Experts have identified that most of the new cases were being caused by a bacterium, Pseudomonas syringae pathovar aesculi, which has previously only been known to infect Indian horse chestnuts.

They say early symptoms tend to be limited to bleeding lesions of dark, sticky liquid from patches of bark on infected trees' stems or branches.

Forestry Commission plant health scientists say that if the disease is severe and the areas of bark which are killed are extensive, large trees can undoubtedly be killed. However, younger trees (10-30 years old) are at greater risk and can succumb to the disease in just a few years.

Drs Straw and Williams described BCD as a "much more serious threat" because the "rate at which the disease has spread through the horse chestnut populations has shown no sign of slowing down in recent years, and it is still too early to say how many trees will be killed eventually and how many might survive".

Contrary to the opinion that trees with foliage damage caused by leaf miners would be more susceptible to BCD and help accelerate its spread, Dr Straw said the decade-long study did not support such a view.

"Trees that have heavily damage foliage by the leaf miner do not get the (bleeding canker) disease more often and they do not suffer from it any more severely so we cannot see that the impact of the leaf miner is causing sufficient stress in the trees to make them more susceptible to the disease," he explained.

"The two organisms seem to be operating independently."

Dr Straw said Forest Research scientists had been concerned by attempts to treat horse chestnut trees with insecticides in order to curb the spread of leaf miners.

"This was based on the argument that by controlling the moth you would help stop the trees from becoming infected with bleeding canker disease," he added.

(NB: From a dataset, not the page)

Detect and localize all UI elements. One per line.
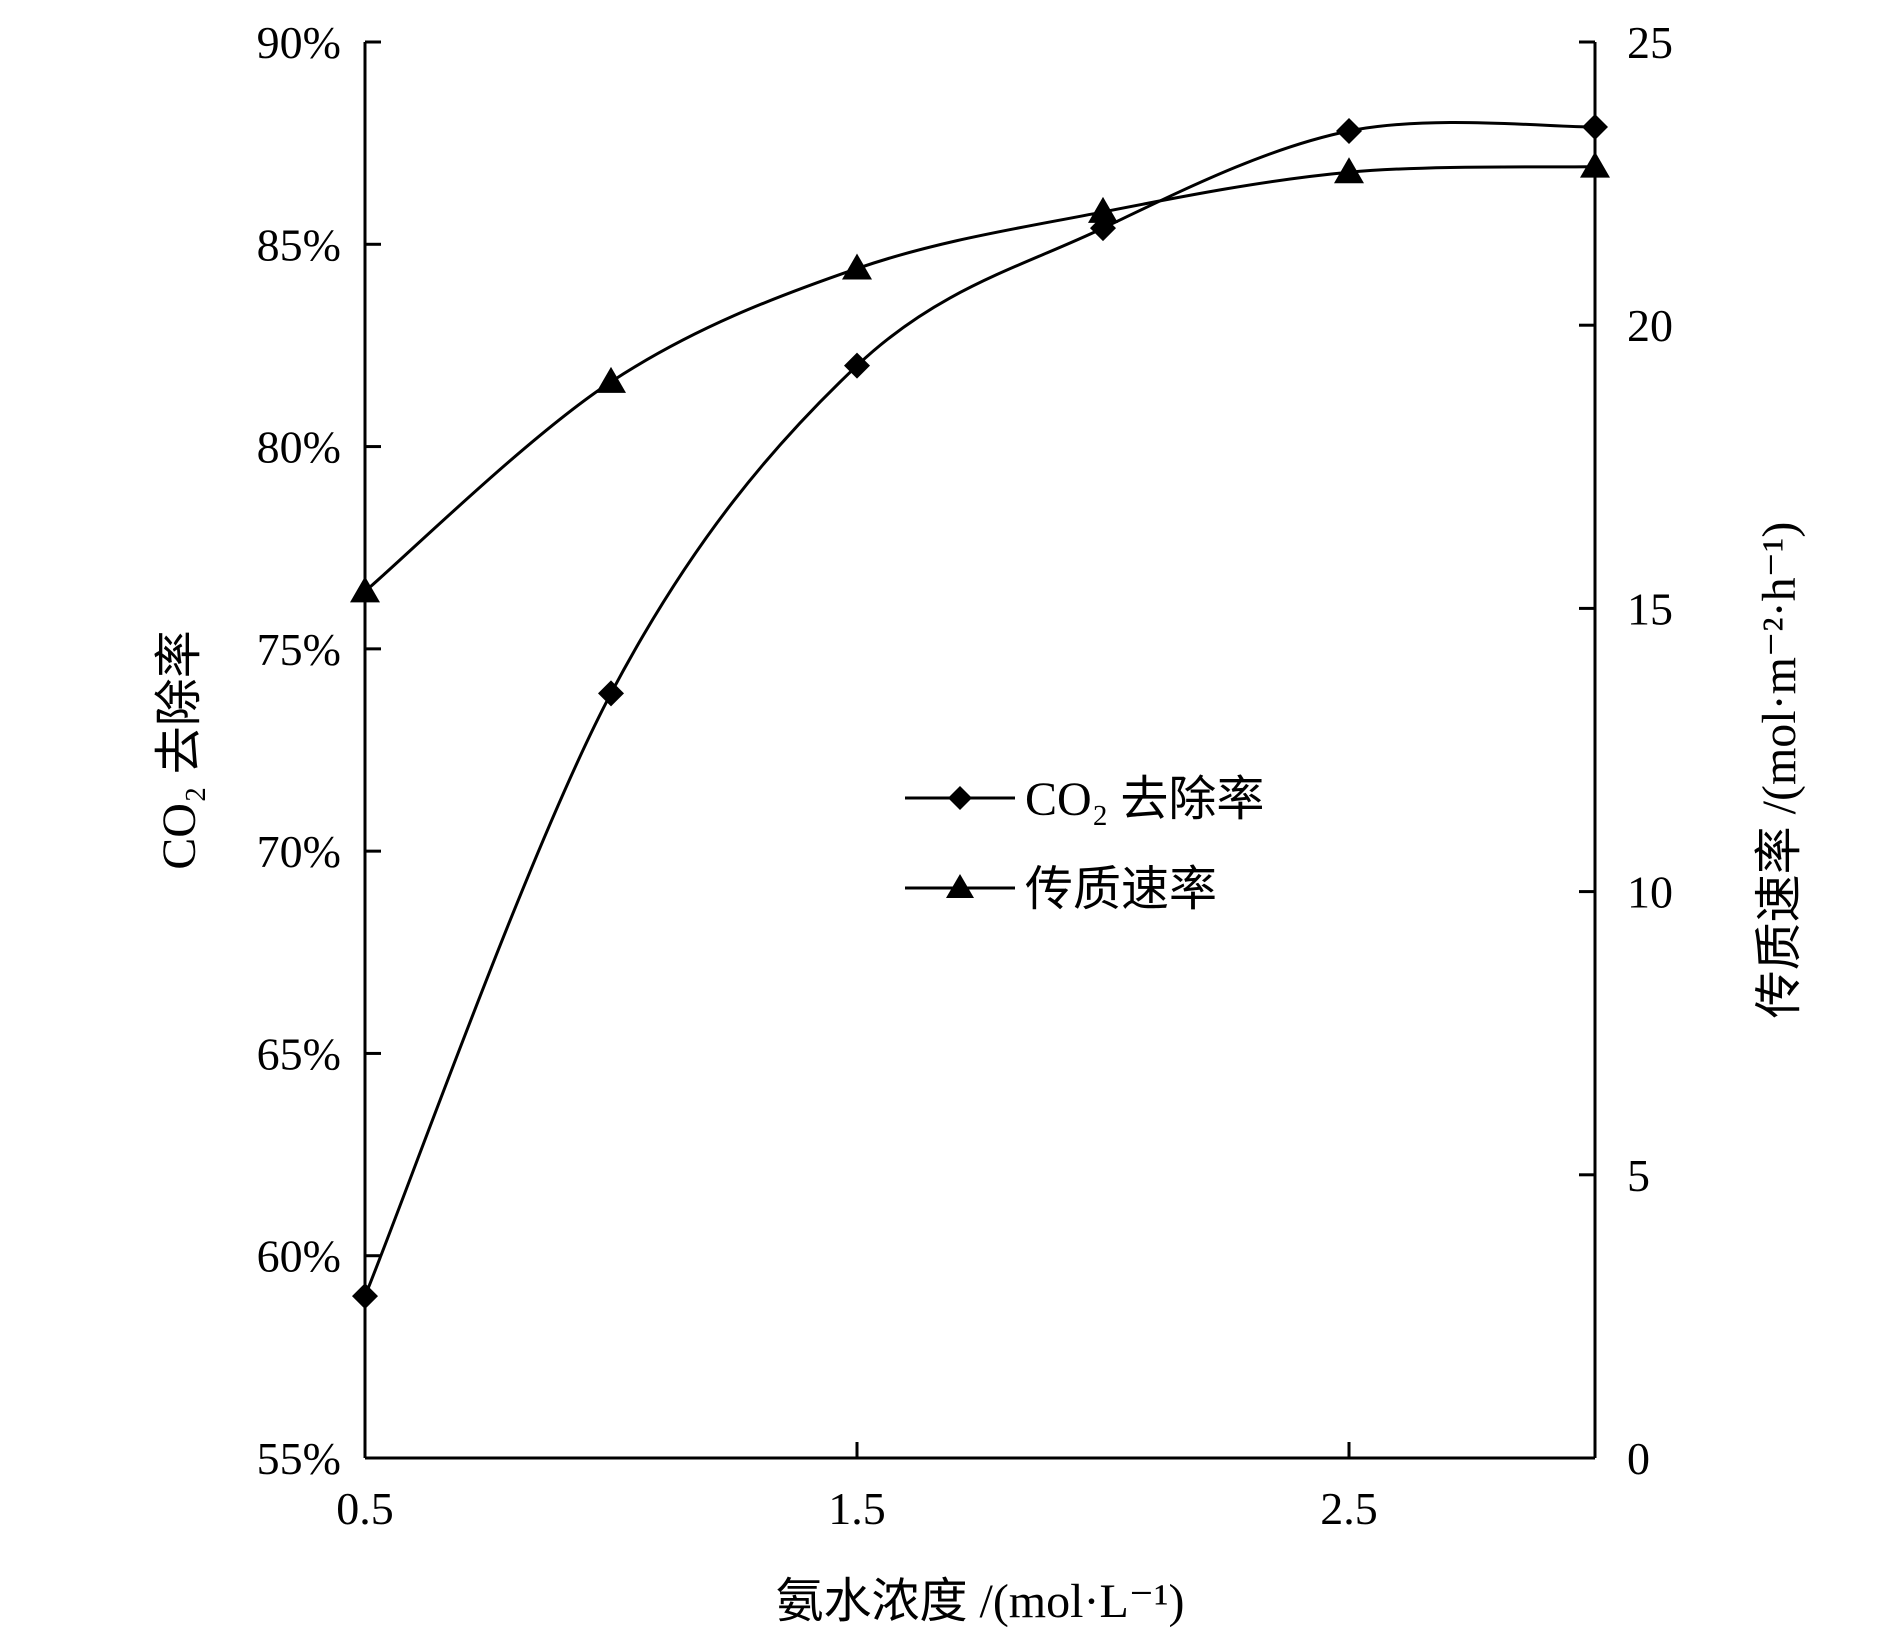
- x-tick-label: 0.5: [336, 1483, 394, 1534]
- legend-item-mass-transfer: 传质速率: [905, 863, 1217, 916]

"What we have shown is that there is no point doing that. There is no point controlling the moth because it will have no influence on whether the trees pick up the bleeding canker disease or not.

"What tree management needs to do is focus on the threat posed by the bleeding canker disease."

Dr Straw said that Forest Research was continuing to monitor the trees in the study area to see if the long-term project offered any clues on how far and how fast BCD would spread through the UK's horse chestnuts and whether there were any individual trees that showed a natural resistance to the pathogen.